Rehabbing a Used Boat - Part 3

You set off with high hopes when rehabbing a boat, you’ve got the tools, the supplies, and the time and you head off to the boat to get her done.  This past weekend had a myriad of electrical wiring projects, and then testing the circuits.  So far, all is 5 by 5 (maritime geek speak – meaning “all good”).  Before you know it, you’ve run out of supplies and time, and have to head back to work for another week.

The next weekend in the shipyard will have a ton of little projects – completing  and test the last few wiring projects, install some hanging hooks for the lines, put some cloth dressing over some lead weights, make some screens (yes, Lake Michigan can be covered everywhere with some of the nastiest ankle biting flies on earth), make and install a rugged paper towel holder in the galley, sand the sharp wood edges of many openings, and wash/scrape/sand/lacquer thinner all excess drippings of glue, paint, tape gum accumulated through the years.

I’ll put the boat’s 12 volt battery inside of a plastic box with a lid.  This helps keep any battery acid from accidentally splashing on someone, and protect the + and – metal posts from having some sort of metal object fall on them, shorting out and either starting a fire, or frying the battery out rendering all electrics and electronics useless.  Safety is key.
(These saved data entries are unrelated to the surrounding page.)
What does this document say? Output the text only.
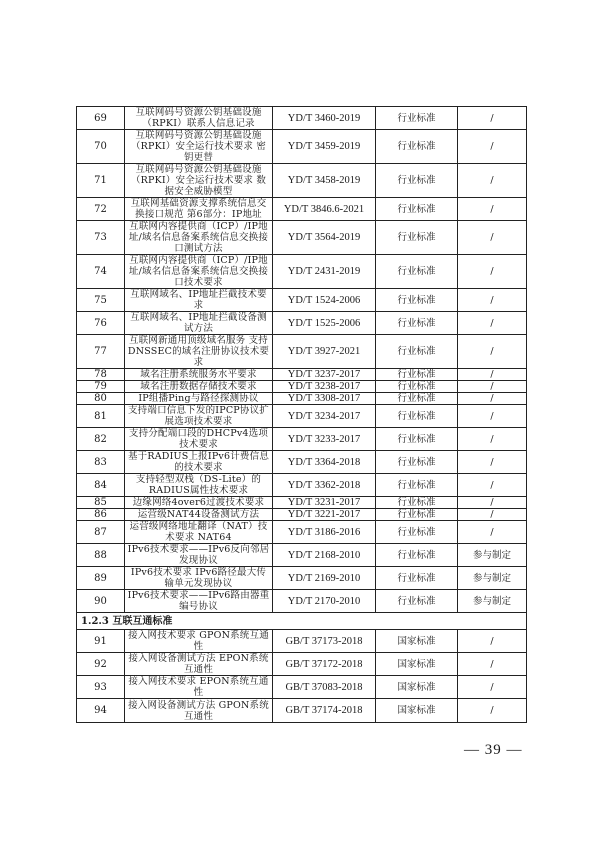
69	互联网码号资源公钥基础设施（RPKI）联系人信息记录	YD/T 3460-2019	行业标准	/
70	互联网码号资源公钥基础设施（RPKI）安全运行技术要求 密钥更替	YD/T 3459-2019	行业标准	/
71	互联网码号资源公钥基础设施（RPKI）安全运行技术要求 数据安全威胁模型	YD/T 3458-2019	行业标准	/
72	互联网基础资源支撑系统信息交换接口规范 第6部分：IP地址	YD/T 3846.6-2021	行业标准	/
73	互联网内容提供商（ICP）/IP地址/域名信息备案系统信息交换接口测试方法	YD/T 3564-2019	行业标准	/
74	互联网内容提供商（ICP）/IP地址/域名信息备案系统信息交换接口技术要求	YD/T 2431-2019	行业标准	/
75	互联网域名、IP地址拦截技术要求	YD/T 1524-2006	行业标准	/
76	互联网域名、IP地址拦截设备测试方法	YD/T 1525-2006	行业标准	/
77	互联网新通用顶级域名服务 支持DNSSEC的域名注册协议技术要求	YD/T 3927-2021	行业标准	/
78	域名注册系统服务水平要求	YD/T 3237-2017	行业标准	/
79	域名注册数据存储技术要求	YD/T 3238-2017	行业标准	/
80	IP组播Ping与路径探测协议	YD/T 3308-2017	行业标准	/
81	支持端口信息下发的IPCP协议扩展选项技术要求	YD/T 3234-2017	行业标准	/
82	支持分配端口段的DHCPv4选项技术要求	YD/T 3233-2017	行业标准	/
83	基于RADIUS上报IPv6计费信息的技术要求	YD/T 3364-2018	行业标准	/
84	支持轻型双栈（DS-Lite）的RADIUS属性技术要求	YD/T 3362-2018	行业标准	/
85	边缘网络4over6过渡技术要求	YD/T 3231-2017	行业标准	/
86	运营级NAT44设备测试方法	YD/T 3221-2017	行业标准	/
87	运营级网络地址翻译（NAT）技术要求 NAT64	YD/T 3186-2016	行业标准	/
88	IPv6技术要求——IPv6反向邻居发现协议	YD/T 2168-2010	行业标准	参与制定
89	IPv6技术要求 IPv6路径最大传输单元发现协议	YD/T 2169-2010	行业标准	参与制定
90	IPv6技术要求——IPv6路由器重编号协议	YD/T 2170-2010	行业标准	参与制定
1.2.3 互联互通标准				
91	接入网技术要求 GPON系统互通性	GB/T 37173-2018	国家标准	/
92	接入网设备测试方法 EPON系统互通性	GB/T 37172-2018	国家标准	/
93	接入网技术要求 EPON系统互通性	GB/T 37083-2018	国家标准	/
94	接入网设备测试方法 GPON系统互通性	GB/T 37174-2018	国家标准	/
— 39 —
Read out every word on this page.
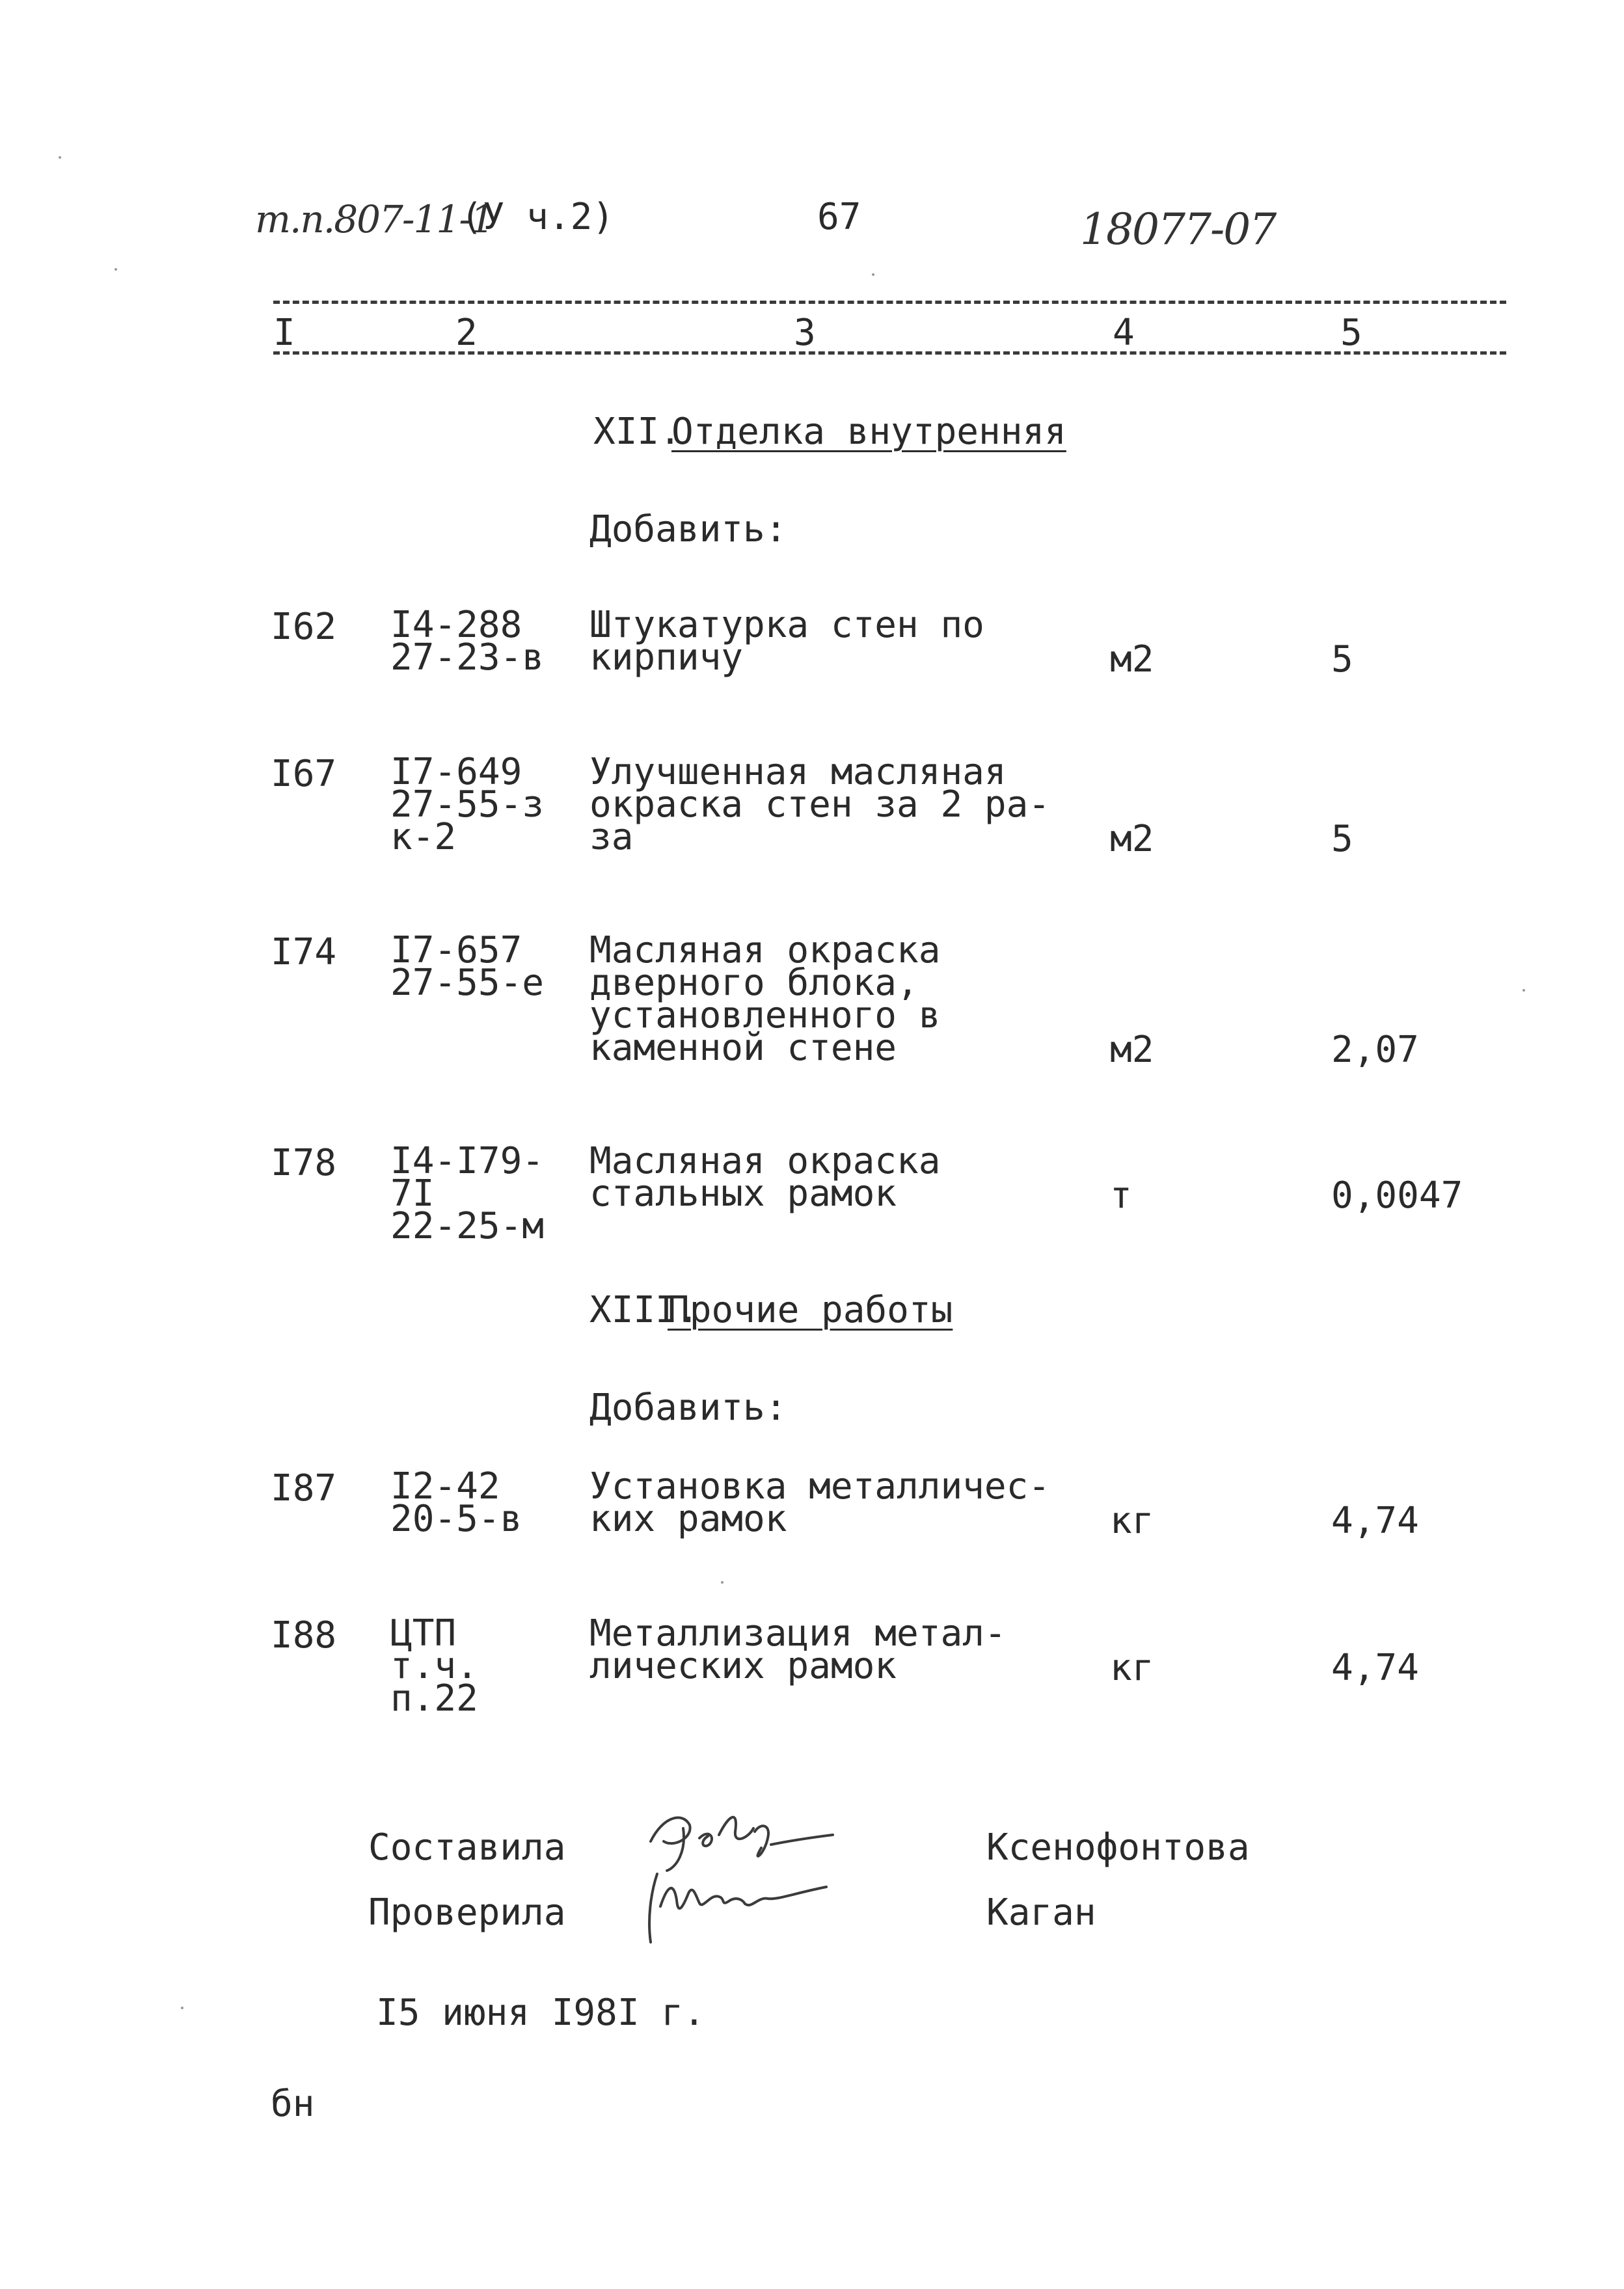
т.п.807-11-1
(У ч.2)	67	18077-07
I	2	3	4	5
XII.
Отделка внутренняя
Добавить:
I62 I4-288
27-23-в
Штукатурка стен по
кирпичу	м2	5
I67 I7-649
27-55-з
к-2
Улучшенная масляная
окраска стен за 2 ра-
за	м2	5
I74 I7-657
27-55-е
Масляная окраска
дверного блока,
установленного в
каменной стене	м2	2,07
I78 I4-I79-
7I
22-25-м
Масляная окраска
стальных рамок	т	0,0047
XIII.
Прочие работы
Добавить:
I87 I2-42
20-5-в
Установка металличес-
ких рамок	кг	4,74
I88 ЦТП
т.ч.
п.22
Металлизация метал-
лических рамок	кг	4,74
Составила	Ксенофонтова
Проверила	Каган
I5 июня I98I г.
бн
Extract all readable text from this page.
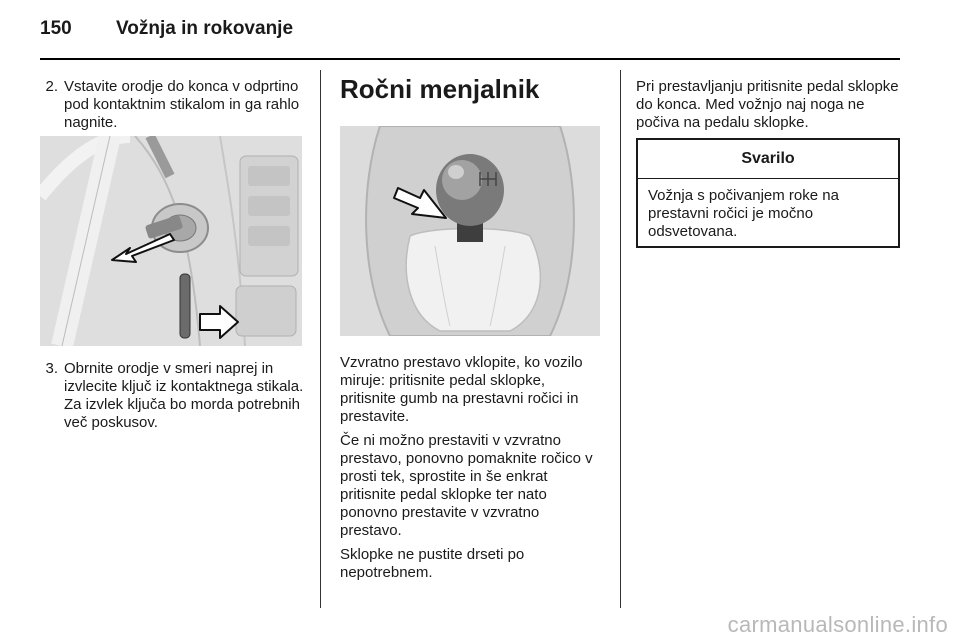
150	Vožnja in rokovanje
2. Vstavite orodje do konca v odprtino pod kontaktnim stikalom in ga rahlo nagnite.
3. Obrnite orodje v smeri naprej in izvlecite ključ iz kontaktnega stikala. Za izvlek ključa bo morda potrebnih več poskusov.
Ročni menjalnik

Vzvratno prestavo vklopite, ko vozilo miruje: pritisnite pedal sklopke, pritisnite gumb na prestavni ročici in prestavite.

Če ni možno prestaviti v vzvratno prestavo, ponovno pomaknite ročico v prosti tek, sprostite in še enkrat pritisnite pedal sklopke ter nato ponovno prestavite v vzvratno prestavo.

Sklopke ne pustite drseti po nepotrebnem.

Pri prestavljanju pritisnite pedal sklopke do konca. Med vožnjo naj noga ne počiva na pedalu sklopke.

Svarilo
Vožnja s počivanjem roke na prestavni ročici je močno odsvetovana.
carmanualsonline.info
Most boat inboard engines, such as this one, are inside of a box, many times with soundproofing.  Engine compartments provide one of the highest risk areas for fire.  Imagine, an oil fire begins inside of a box.  How do you put the fire out?  Open the box feeding it a rush of oxygen?  That is simply a bad idea.  A surveyor once taught me to drill a hole in the side of the box a bit larger than the nozzle of the fire extinguisher that gives a good angle to hit most of the area inside the box.  Then put a teardrop metal cover over the hole that can be pivoted open in a moments notice to stick the fire extinguisher nozzle into.

Your bed is nice and level, so are bunks when a boat is tied to a dock.  However, when sailing, the boat heels.  Sometimes a little, sometimes a whole lot, like 45-degrees.  In order to sleep, you need something to lean against, we call them leeboards or leecloth depending on what it is made of.  Think of it as a hospital bed with rails, but with padding.  This boat came with two bunks without leeboards or leecloths.   We’ll be installing new leeboards.

It is simply wise to keep water out from the inside of the boat, as discussed in a previous article.  There is a manual bilge pump mounted in the deck that has its belows cracked which allows water from the outside to come inside.  There are two stereo speakers mounted in the deck, and they are old enough that their surrounds have disintegrated allowing water from the outside to come inside.  Surround replacement is less than $10 and I’ll bring them home and do this on my workbench.

It looks like it will be another busy weekend in the shipyard, if I had my druthers, I’d druther be out sailing.